Traces are the debugger: They follow individual requests through the system. They show you exactly where time is spent.

Logs are the source code of events: They capture the details that explain behavior. They're the final level of detail when metrics and traces point to a component.

The 4 Golden Signals are your starting questions:

Is it slow? (Latency)
Is it busy? (Traffic)
Is it failing? (Errors)
Is it running out of capacity? (Saturation)

Try With AI

These prompts help you apply observability concepts to your own projects.

Prompt 1: Observability Strategy

Specification

I'm building a FastAPI AI agent that handles task management.
The agent calls an LLM API for task classification.
Design an observability strategy for this system:
- What metrics should I collect at each component?
- Where should I add trace spans?
- What log events are essential?

What you're learning: How to plan observability before implementation. AI helps you think through which signals matter for your specific architecture.

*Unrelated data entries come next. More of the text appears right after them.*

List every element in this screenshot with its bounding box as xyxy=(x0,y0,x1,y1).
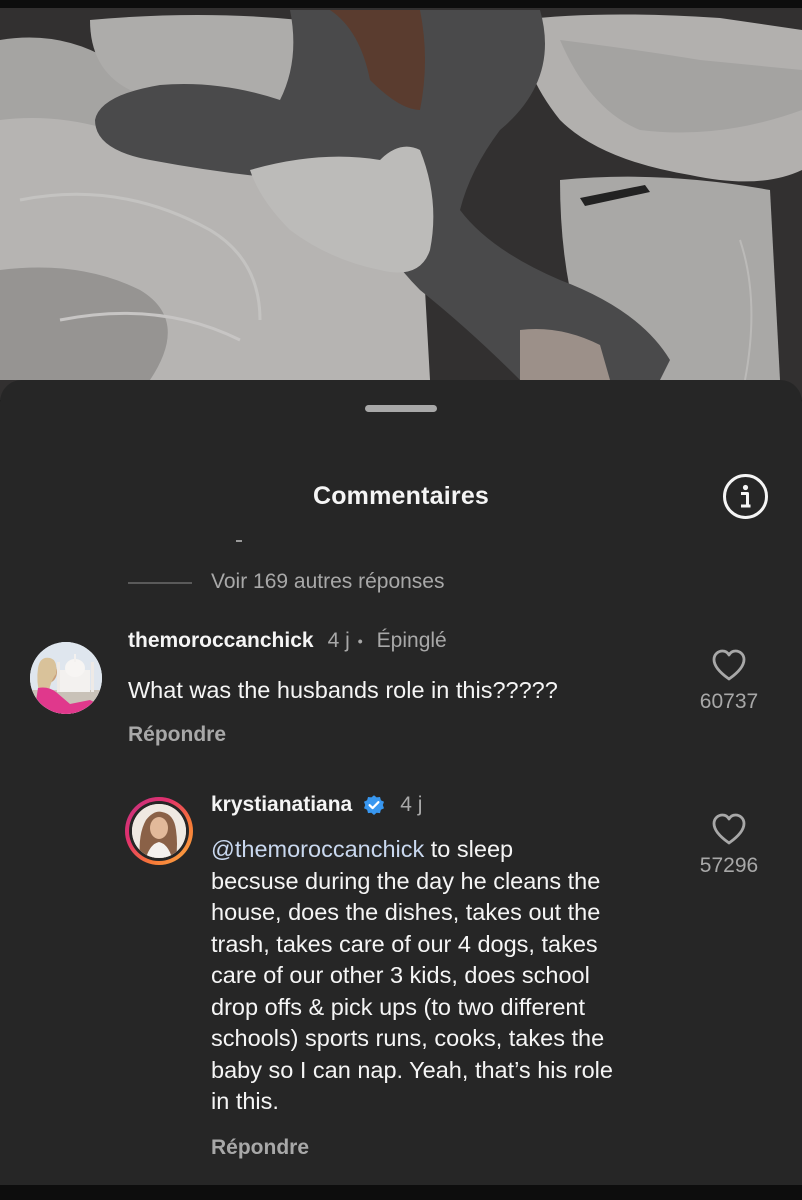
reply-button[interactable]: Répondre xyxy=(128,723,226,747)
reply-button[interactable]: Répondre xyxy=(211,1136,309,1160)
like-count: 60737 xyxy=(699,690,759,713)
story-ring[interactable] xyxy=(125,797,193,865)
avatar-frame xyxy=(129,801,189,861)
avatar[interactable] xyxy=(30,642,102,714)
sheet-title: Commentaires xyxy=(312,482,490,510)
comment-text: What was the husbands role in this????? xyxy=(128,677,558,703)
heart-outline-icon[interactable] xyxy=(711,648,747,682)
reply-username[interactable]: krystianatiana xyxy=(211,793,352,817)
mention-link[interactable]: @themoroccanchick xyxy=(211,836,424,862)
reply-text: @themoroccanchick to sleep becsuse durin… xyxy=(211,834,691,1118)
post-photo xyxy=(0,0,802,400)
reply-text-line: baby so I can nap. Yeah, that’s his role xyxy=(211,1056,613,1083)
comment-meta: themoroccanchick 4 j • Épinglé xyxy=(128,629,447,653)
reply-text-line: schools) sports runs, cooks, takes the xyxy=(211,1025,605,1051)
meta-separator: • xyxy=(357,633,363,649)
comment-time: 4 j xyxy=(327,629,350,652)
drag-handle[interactable] xyxy=(365,405,437,412)
reply-text-line: @themoroccanchick to sleep xyxy=(211,836,514,862)
divider-mark xyxy=(236,540,242,542)
reply-time: 4 j xyxy=(400,793,423,816)
replies-line xyxy=(128,582,192,584)
pinned-label: Épinglé xyxy=(376,629,447,652)
reply-text-line: house, does the dishes, takes out the xyxy=(211,899,601,925)
reply-text-line: becsuse during the day he cleans the xyxy=(211,867,601,894)
info-icon[interactable] xyxy=(722,473,769,520)
verified-badge-icon xyxy=(362,793,386,817)
like-count: 57296 xyxy=(699,854,759,877)
comment-username[interactable]: themoroccanchick xyxy=(128,629,314,653)
heart-outline-icon[interactable] xyxy=(711,812,747,846)
reply-text-line: trash, takes care of our 4 dogs, takes xyxy=(211,930,598,957)
reply-text-line: drop offs & pick ups (to two different xyxy=(211,993,586,1020)
reply-text-line: in this. xyxy=(211,1088,279,1114)
bottom-bar xyxy=(0,1185,802,1200)
avatar xyxy=(132,804,186,858)
comments-sheet: Commentaires Voir 169 autres réponses th xyxy=(0,380,802,1185)
reply-meta: krystianatiana 4 j xyxy=(211,793,422,817)
view-more-replies-button[interactable]: Voir 169 autres réponses xyxy=(211,570,444,594)
reply-text-line: care of our other 3 kids, does school xyxy=(211,962,590,988)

Prompt 2: Debugging with Signals

Specification

My AI agent is responding slowly (P95 latency increased from 200ms to 2 seconds).
Traffic is normal. Error rate is 0%.
Walk me through how I would use the 4 golden signals to debug this:
- What does each signal tell me?
- What should I check first?
- What traces would help?

What you're learning: How to apply the debugging workflow systematically. AI demonstrates the thought process of an SRE diagnosing performance issues.

Prompt 3: Signal Selection

Specification

For each of these production scenarios, tell me which golden signal
and which pillar (metrics, traces, or logs) I should start with:
1. Users report seeing error messages

2. Monthly cloud bill doubled

3. One user's requests always time out

4. System works fine during the day but fails at night

What you're learning: How to quickly triage production issues. The right starting point saves debugging time.

Safety note: Observability systems collect sensitive data (request parameters, user IDs, error details). In production, configure retention policies, access controls, and data masking. Never expose observability dashboards publicly.

Reflect on Your Skill

You built an observability-cost-engineer skill in Lesson 0. Test and improve it based on what you learned.

Test Your Skill

Specification

Using my observability-cost-engineer skill, explain the three pillars of observability.
Does my skill describe metrics, traces, and logs correctly?
Does it explain when to use each pillar?

Identify Gaps

Ask yourself:

Did my skill include the 4 golden signals (latency, traffic, errors, saturation)?
Did it explain how the pillars work together in a debugging workflow?

Improve Your Skill

If you found gaps:

Specification

My observability-cost-engineer skill is missing the 4 golden signals framework.
Update it to include latency, traffic, errors, and saturation,
and explain which signal to check first for different debugging scenarios.